Bilim
FLORESAN NANOTÜPLERLE BAKTERİ VE VİRÜSLERİN TESPİTİ
Karbon Nanotüp Biyosensörlerinin Basit Özelleştirilmesi
Araştırma ekibi, bir nanometreden daha küçük bir çapla karakterize edilen, karbon malzemeden oluşan boru şeklindeki nanosensörler kullandı. Görünür ışığa maruz kaldıktan sonra, karbon nanotüpler yakın kızılötesi spektrum içinde ışık emisyonu sergiler. İnsan gözü yakın kızılötesi ışığı algılayamaz. Bununla birlikte, bu frekans aralığı, diğer sinyallerin mevcudiyetindeki önemli azalma nedeniyle özellikle optik uygulamalar için uygundur. Sebastian Kruss ve ekibi tarafından yürütülen önceki araştırma, temel proteinleri tespit etmek amacıyla nanotüplerin floresansını değiştirme yeteneğini gösterdi. Araştırmacılar, çeşitli hedef moleküllerle uygulamalarını sağlamak için karbon sensörlerinin kolay bir şekilde özelleştirilmesi için bir yöntem belirlemeye çalıştılar.

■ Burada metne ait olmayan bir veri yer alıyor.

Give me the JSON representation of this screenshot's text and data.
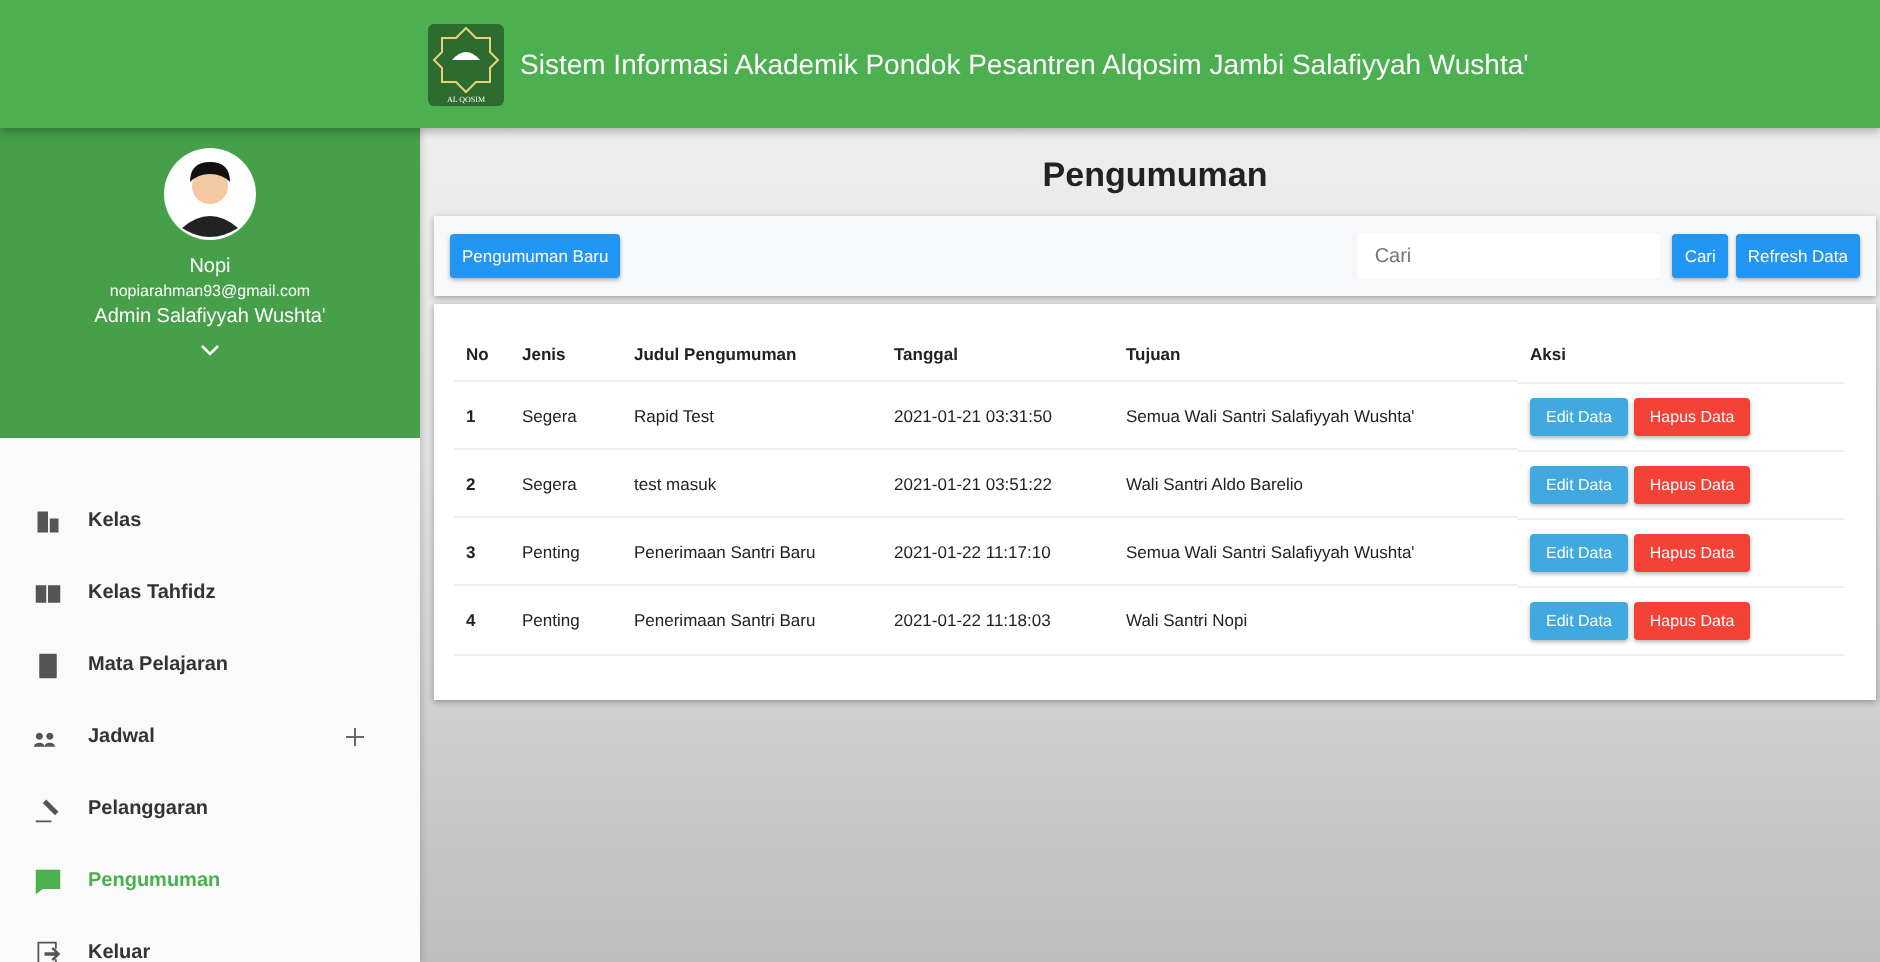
{
  "header": {
    "title": "Sistem Informasi Akademik Pondok Pesantren Alqosim Jambi Salafiyyah Wushta'",
    "logo_text": "AL QOSIM"
  },
  "profile": {
    "name": "Nopi",
    "email": "nopiarahman93@gmail.com",
    "role": "Admin Salafiyyah Wushta'"
  },
  "menu": [
    {
      "label": "Kelas",
      "selected": false,
      "expandable": false
    },
    {
      "label": "Kelas Tahfidz",
      "selected": false,
      "expandable": false
    },
    {
      "label": "Mata Pelajaran",
      "selected": false,
      "expandable": false
    },
    {
      "label": "Jadwal",
      "selected": false,
      "expandable": true
    },
    {
      "label": "Pelanggaran",
      "selected": false,
      "expandable": false
    },
    {
      "label": "Pengumuman",
      "selected": true,
      "expandable": false
    },
    {
      "label": "Keluar",
      "selected": false,
      "expandable": false
    }
  ],
  "page_title": "Pengumuman",
  "toolbar": {
    "new_button": "Pengumuman Baru",
    "search": {
      "placeholder": "Cari"
    },
    "search_button": "Cari",
    "refresh_button": "Refresh Data"
  },
  "table": {
    "columns": [
      "No",
      "Jenis",
      "Judul Pengumuman",
      "Tanggal",
      "Tujuan",
      "Aksi"
    ],
    "rows": [
      {
        "cells": [
          "1",
          "Segera",
          "Rapid Test",
          "2021-01-21 03:31:50",
          "Semua Wali Santri Salafiyyah Wushta'"
        ],
        "actions": [
          "Edit Data",
          "Hapus Data"
        ]
      },
      {
        "cells": [
          "2",
          "Segera",
          "test masuk",
          "2021-01-21 03:51:22",
          "Wali Santri Aldo Barelio"
        ],
        "actions": [
          "Edit Data",
          "Hapus Data"
        ]
      },
      {
        "cells": [
          "3",
          "Penting",
          "Penerimaan Santri Baru",
          "2021-01-22 11:17:10",
          "Semua Wali Santri Salafiyyah Wushta'"
        ],
        "actions": [
          "Edit Data",
          "Hapus Data"
        ]
      },
      {
        "cells": [
          "4",
          "Penting",
          "Penerimaan Santri Baru",
          "2021-01-22 11:18:03",
          "Wali Santri Nopi"
        ],
        "actions": [
          "Edit Data",
          "Hapus Data"
        ]
      }
    ]
  }
}
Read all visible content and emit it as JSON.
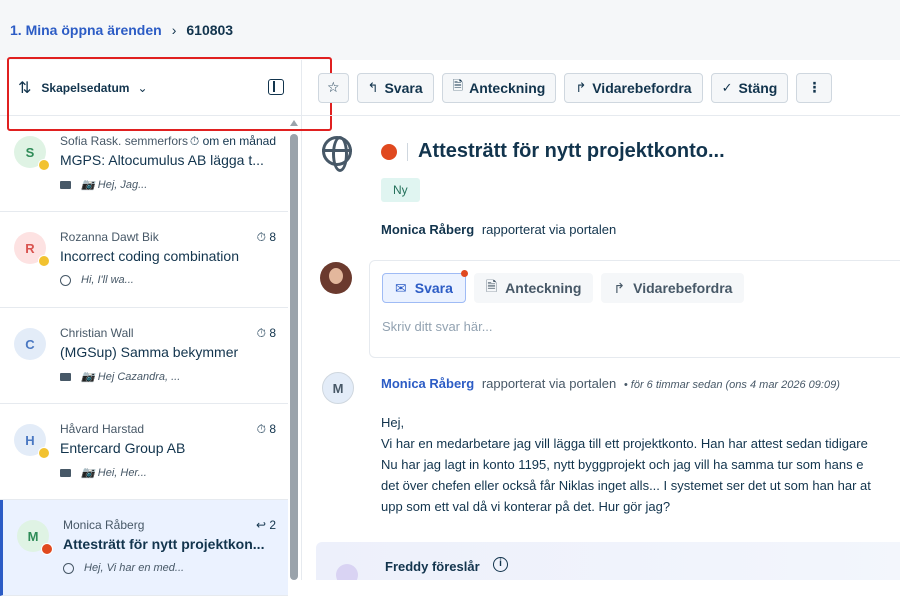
{
  "breadcrumb": {
    "link": "1. Mina öppna ärenden",
    "sep": "›",
    "current": "610803"
  },
  "sort": {
    "icon": "sort-arrows-icon",
    "label": "Skapelsedatum"
  },
  "tickets": [
    {
      "initial": "S",
      "avatar_bg": "#dff3e4",
      "avatar_fg": "#2e8b57",
      "mood": "#f2c230",
      "name": "Sofia Rask. semmerfors",
      "meta": "⏱ om en månad",
      "subject": "MGPS: Altocumulus AB lägga t...",
      "snippet": "📷 Hej,  Jag...",
      "channel": "email"
    },
    {
      "initial": "R",
      "avatar_bg": "#fde2e2",
      "avatar_fg": "#d9534f",
      "mood": "#f2c230",
      "name": "Rozanna Dawt Bik",
      "meta": "⏱ 8",
      "subject": "Incorrect coding combination",
      "snippet": "Hi, I'll wa...",
      "channel": "portal"
    },
    {
      "initial": "C",
      "avatar_bg": "#e3ecf8",
      "avatar_fg": "#4a78c2",
      "mood": "",
      "name": "Christian Wall",
      "meta": "⏱ 8",
      "subject": "(MGSup) Samma bekymmer",
      "snippet": "📷 Hej Cazandra,  ...",
      "channel": "email"
    },
    {
      "initial": "H",
      "avatar_bg": "#e3ecf8",
      "avatar_fg": "#4a78c2",
      "mood": "#f2c230",
      "name": "Håvard Harstad",
      "meta": "⏱ 8",
      "subject": "Entercard Group AB",
      "snippet": "📷 Hei, Her...",
      "channel": "email"
    },
    {
      "initial": "M",
      "avatar_bg": "#dff3e4",
      "avatar_fg": "#2e8b57",
      "mood": "#e0491f",
      "name": "Monica Råberg",
      "meta": "↩ 2",
      "subject": "Attesträtt för nytt projektkon...",
      "snippet": "Hej, Vi har en med...",
      "channel": "portal",
      "active": true
    }
  ],
  "toolbar": {
    "reply": "Svara",
    "note": "Anteckning",
    "forward": "Vidarebefordra",
    "close": "Stäng"
  },
  "ticket": {
    "subject": "Attesträtt för nytt projektkonto...",
    "status": "Ny",
    "reporter_name": "Monica Råberg",
    "reporter_via": "rapporterat via portalen"
  },
  "reply_box": {
    "tab_reply": "Svara",
    "tab_note": "Anteckning",
    "tab_forward": "Vidarebefordra",
    "placeholder": "Skriv ditt svar här..."
  },
  "message": {
    "avatar": "M",
    "author": "Monica Råberg",
    "via": "rapporterat via portalen",
    "time": "•  för 6 timmar sedan (ons 4 mar 2026 09:09)",
    "lines": [
      "Hej,",
      "Vi har en medarbetare jag vill lägga till ett projektkonto. Han har attest sedan tidigare",
      "Nu har jag lagt in konto 1195, nytt byggprojekt och jag vill ha samma tur som hans e",
      "det över chefen eller också får Niklas inget alls... I systemet ser det ut som han har at",
      "upp som ett val då vi konterar på det. Hur gör jag?"
    ]
  },
  "freddy": {
    "title": "Freddy föreslår"
  },
  "colors": {
    "accent": "#2c5cc5",
    "alert": "#e02020"
  }
}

Başarıya katkıda bulunan ana faktör, guanin kuantum kusurları içeren DNA yapılarının kullanılmasıydı. Süreç, nanotüpün kristal yapısında bir kusurun indüklenmesiyle sonuçlanan DNA bazlarının nanotübe bağlanmasını gerektirdi. Sonuç olarak, floresan nanotüplerde kuantum seviyesinde değişiklikler sergiledi. Ayrıca kusurun varlığı, belirli bir viral veya bakteriyel proteini ayırt etmek için benzersiz hedef moleküle göre özelleştirilebilen bir tespit modülünün dahil edilmesini kolaylaştıran moleküler bir mekanizma görevi gördü. Sebastian Kruss'a göre, bir yapı taşları sistemine benzer bir sensörün montajı, algılama ünitesinin DNA çapalarına bağlanmasıyla elde ediliyor. Özellikle, bu sensörün bireysel bileşenleri, bir insan saçı çapından yaklaşık 100.000 kat daha küçüktür.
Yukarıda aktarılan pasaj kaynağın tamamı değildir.